WE all think we know our children really well. That may have been the case when they were much younger and spent time exclusively with us. We fed and clothed them, and we were always there when they needed us. But as our children grow older, they begin to socialise with others their age.

Three of my children are in college so, in a way, we have “lost” that exclusivity with our kids. They now have other influencers in their lives — their friends. So, what should we do when it comes to our children’s friends?

PROTECTIVE BUT NOT NOSY

While it’s important to protect our kids when they are out with friends, being too close and involved will make everyone uncomfortable. In other words, being nosy may even drive the friends away. There are many ways to get to know their friends better.

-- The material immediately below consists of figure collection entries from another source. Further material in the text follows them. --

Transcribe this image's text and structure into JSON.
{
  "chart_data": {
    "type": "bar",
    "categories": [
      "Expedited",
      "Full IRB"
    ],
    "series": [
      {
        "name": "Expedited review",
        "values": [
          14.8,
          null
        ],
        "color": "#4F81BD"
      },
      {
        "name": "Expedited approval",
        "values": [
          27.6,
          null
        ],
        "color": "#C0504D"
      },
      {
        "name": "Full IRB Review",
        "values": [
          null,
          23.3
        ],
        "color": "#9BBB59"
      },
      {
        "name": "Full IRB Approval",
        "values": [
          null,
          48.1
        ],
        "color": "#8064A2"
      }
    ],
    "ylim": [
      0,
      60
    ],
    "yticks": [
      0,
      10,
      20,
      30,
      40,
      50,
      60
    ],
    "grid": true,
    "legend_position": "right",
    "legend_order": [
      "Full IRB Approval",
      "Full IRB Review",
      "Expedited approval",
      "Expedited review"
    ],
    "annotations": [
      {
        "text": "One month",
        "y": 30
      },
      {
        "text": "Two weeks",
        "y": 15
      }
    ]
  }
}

Interrogating them will just put you in a bad light in the eyes of your children and their friends (this is especially true for teenage friends). We must respect their privacy and show that we trust them. Always remind them that the trust is not a privilege but something to be earned and valued. Once broken, things will not be the same.

SET BOUNDARIES

Once trust is in place, we can establish boundaries. If they are a group of younger children, this is akin to supervision when there is a get-together. Make them comfortable with the presence of trusted adults.

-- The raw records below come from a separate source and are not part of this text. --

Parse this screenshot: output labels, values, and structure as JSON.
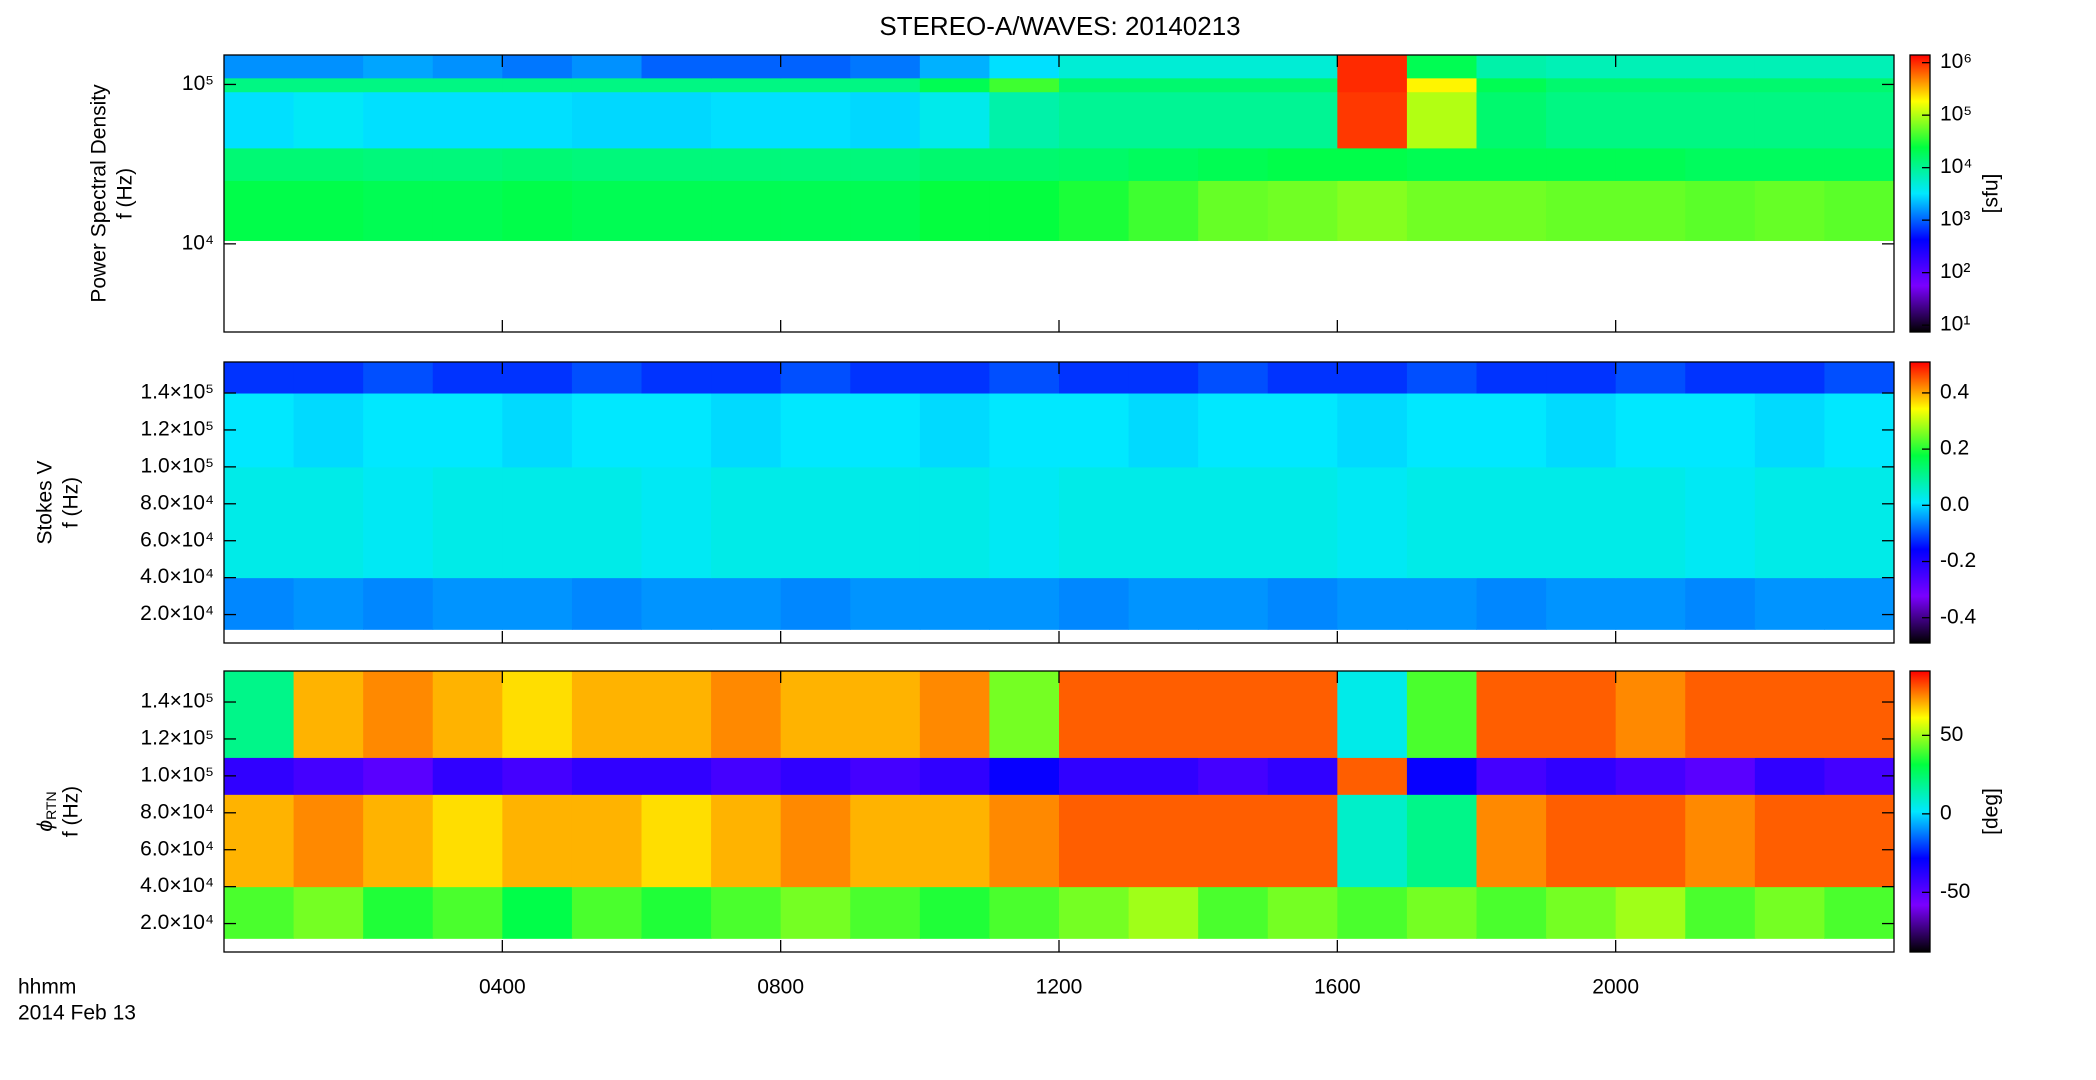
{
  "chart_data": {
    "type": "spectrogram",
    "title": "STEREO-A/WAVES: 20140213",
    "xlabel": "hhmm",
    "date": "2014 Feb 13",
    "xlim": [
      0,
      24
    ],
    "xticks": [
      {
        "value": 4,
        "label": "0400"
      },
      {
        "value": 8,
        "label": "0800"
      },
      {
        "value": 12,
        "label": "1200"
      },
      {
        "value": 16,
        "label": "1600"
      },
      {
        "value": 20,
        "label": "2000"
      }
    ],
    "xbins": [
      0,
      1,
      2,
      3,
      4,
      5,
      6,
      7,
      8,
      9,
      10,
      11,
      12,
      13,
      14,
      15,
      16,
      17,
      18,
      19,
      20,
      21,
      22,
      23,
      24
    ],
    "colormap": [
      "#000000",
      "#7a00ff",
      "#0000ff",
      "#00e8ff",
      "#00ff40",
      "#ffff00",
      "#ff0000"
    ],
    "panels": [
      {
        "ylabel": [
          "Power Spectral Density",
          "f (Hz)"
        ],
        "ylog": true,
        "ylim": [
          2800,
          153000
        ],
        "yticks": [
          {
            "value": 10000,
            "label": "10⁴"
          },
          {
            "value": 100000,
            "label": "10⁵"
          }
        ],
        "ybins": [
          10500,
          25000,
          40000,
          90000,
          110000,
          153000
        ],
        "values": [
          [
            22000,
            22000,
            20000,
            20000,
            22000,
            20000,
            20000,
            20000,
            20000,
            20000,
            25000,
            25000,
            30000,
            40000,
            55000,
            60000,
            70000,
            60000,
            60000,
            55000,
            55000,
            50000,
            55000,
            50000
          ],
          [
            14000,
            14000,
            13000,
            13000,
            14000,
            13000,
            13000,
            13000,
            13000,
            13000,
            15000,
            15000,
            16000,
            18000,
            20000,
            22000,
            22000,
            20000,
            20000,
            20000,
            20000,
            18000,
            18000,
            18000
          ],
          [
            3000,
            3500,
            3000,
            3000,
            3000,
            2800,
            2800,
            3000,
            3000,
            2800,
            4000,
            8000,
            10000,
            10000,
            10000,
            10000,
            900000,
            100000,
            15000,
            12000,
            12000,
            12000,
            12000,
            12000
          ],
          [
            12000,
            12000,
            12000,
            12000,
            12000,
            12000,
            12000,
            12000,
            12000,
            12000,
            20000,
            40000,
            15000,
            15000,
            15000,
            15000,
            1000000,
            200000,
            20000,
            15000,
            15000,
            15000,
            15000,
            15000
          ],
          [
            1500,
            1500,
            1800,
            1500,
            1200,
            1500,
            1000,
            1000,
            1000,
            1200,
            2000,
            3000,
            5000,
            5000,
            5000,
            5000,
            1000000,
            20000,
            8000,
            7000,
            7000,
            7000,
            7000,
            7000
          ]
        ],
        "clog": true,
        "clim": [
          7.4,
          1400000
        ],
        "cticks": [
          {
            "value": 10,
            "label": "10¹"
          },
          {
            "value": 100,
            "label": "10²"
          },
          {
            "value": 1000,
            "label": "10³"
          },
          {
            "value": 10000,
            "label": "10⁴"
          },
          {
            "value": 100000,
            "label": "10⁵"
          },
          {
            "value": 1000000,
            "label": "10⁶"
          }
        ],
        "clabel": "[sfu]"
      },
      {
        "ylabel": [
          "Stokes V",
          "f (Hz)"
        ],
        "ylog": false,
        "ylim": [
          4600,
          156800
        ],
        "yticks": [
          {
            "value": 20000,
            "label": "2.0×10⁴"
          },
          {
            "value": 40000,
            "label": "4.0×10⁴"
          },
          {
            "value": 60000,
            "label": "6.0×10⁴"
          },
          {
            "value": 80000,
            "label": "8.0×10⁴"
          },
          {
            "value": 100000,
            "label": "1.0×10⁵"
          },
          {
            "value": 120000,
            "label": "1.2×10⁵"
          },
          {
            "value": 140000,
            "label": "1.4×10⁵"
          }
        ],
        "ybins": [
          12000,
          40000,
          100000,
          140000,
          156800
        ],
        "values": [
          [
            -0.06,
            -0.05,
            -0.06,
            -0.05,
            -0.05,
            -0.06,
            -0.05,
            -0.05,
            -0.06,
            -0.05,
            -0.05,
            -0.05,
            -0.06,
            -0.05,
            -0.05,
            -0.06,
            -0.05,
            -0.05,
            -0.06,
            -0.05,
            -0.05,
            -0.06,
            -0.05,
            -0.05
          ],
          [
            0.03,
            0.03,
            0.02,
            0.03,
            0.03,
            0.03,
            0.02,
            0.03,
            0.03,
            0.03,
            0.03,
            0.02,
            0.03,
            0.03,
            0.03,
            0.03,
            0.02,
            0.03,
            0.03,
            0.03,
            0.03,
            0.02,
            0.03,
            0.03
          ],
          [
            0.01,
            0.0,
            0.01,
            0.01,
            0.0,
            0.01,
            0.01,
            0.0,
            0.01,
            0.01,
            0.0,
            0.01,
            0.01,
            0.0,
            0.01,
            0.01,
            0.0,
            0.01,
            0.01,
            0.0,
            0.01,
            0.01,
            0.0,
            0.01
          ],
          [
            -0.12,
            -0.12,
            -0.1,
            -0.12,
            -0.12,
            -0.1,
            -0.12,
            -0.12,
            -0.1,
            -0.12,
            -0.12,
            -0.1,
            -0.12,
            -0.12,
            -0.1,
            -0.12,
            -0.12,
            -0.1,
            -0.12,
            -0.12,
            -0.1,
            -0.12,
            -0.12,
            -0.1
          ]
        ],
        "clog": false,
        "clim": [
          -0.49,
          0.51
        ],
        "cticks": [
          -0.4,
          -0.2,
          {
            "value": 0,
            "label": "0.0"
          },
          0.2,
          0.4
        ],
        "clabel": ""
      },
      {
        "ylabel": [
          {
            "symbol": "ϕ",
            "subscript": "RTN"
          },
          "f (Hz)"
        ],
        "ylog": false,
        "ylim": [
          4600,
          156800
        ],
        "yticks": [
          {
            "value": 20000,
            "label": "2.0×10⁴"
          },
          {
            "value": 40000,
            "label": "4.0×10⁴"
          },
          {
            "value": 60000,
            "label": "6.0×10⁴"
          },
          {
            "value": 80000,
            "label": "8.0×10⁴"
          },
          {
            "value": 100000,
            "label": "1.0×10⁵"
          },
          {
            "value": 120000,
            "label": "1.2×10⁵"
          },
          {
            "value": 140000,
            "label": "1.4×10⁵"
          }
        ],
        "ybins": [
          12000,
          40000,
          90000,
          110000,
          156800
        ],
        "values": [
          [
            40,
            45,
            35,
            40,
            30,
            40,
            35,
            40,
            45,
            40,
            35,
            40,
            45,
            50,
            40,
            45,
            40,
            45,
            40,
            45,
            50,
            40,
            45,
            40
          ],
          [
            70,
            75,
            70,
            65,
            70,
            70,
            65,
            70,
            75,
            70,
            70,
            75,
            80,
            80,
            80,
            80,
            10,
            20,
            75,
            80,
            80,
            75,
            80,
            80
          ],
          [
            -40,
            -45,
            -50,
            -40,
            -45,
            -40,
            -40,
            -45,
            -40,
            -45,
            -40,
            -30,
            -40,
            -40,
            -45,
            -40,
            80,
            -30,
            -45,
            -40,
            -45,
            -50,
            -40,
            -45
          ],
          [
            20,
            70,
            75,
            70,
            65,
            70,
            70,
            75,
            70,
            70,
            75,
            45,
            80,
            80,
            80,
            80,
            5,
            40,
            80,
            80,
            75,
            80,
            80,
            80
          ]
        ],
        "clog": false,
        "clim": [
          -88,
          91
        ],
        "cticks": [
          -50,
          0,
          50
        ],
        "clabel": "[deg]"
      }
    ]
  }
}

Things are a little trickier when they are older and more independent. They want to hang out at a place further from home, for example, in a mall. That’s good for their social life but I know of some parents who discreetly follow their children wherever they go. Again, this shows a lack of trust.

A better strategy is to establish clear boundaries of do’s and don’ts. For example, let them inform you who their friends are. Ideally you’d have met them at least once. Remind them about appropriate behaviours between genders, and most importantly, agree on a safe and reasonable hour for an outing.

INVITE THEM OVER

Perhaps the best way to combine all the above is to invite their friends over for get-togethers. There are plenty of opportunities to do this — birthdays or open houses are some good examples. But the truth is, we don’t have to wait for special occasions.

Our family organised a “post-exam” party. The objective was to get our children’s friends over and get to know them better in a happy, informal setting. It works both ways — their friends also get to know us, and hopefully respect and mutual understanding are established along the way.

Most importantly, these sort of gatherings will allow us to know the friends. As they say, you can tell a lot about a man by the company he keeps.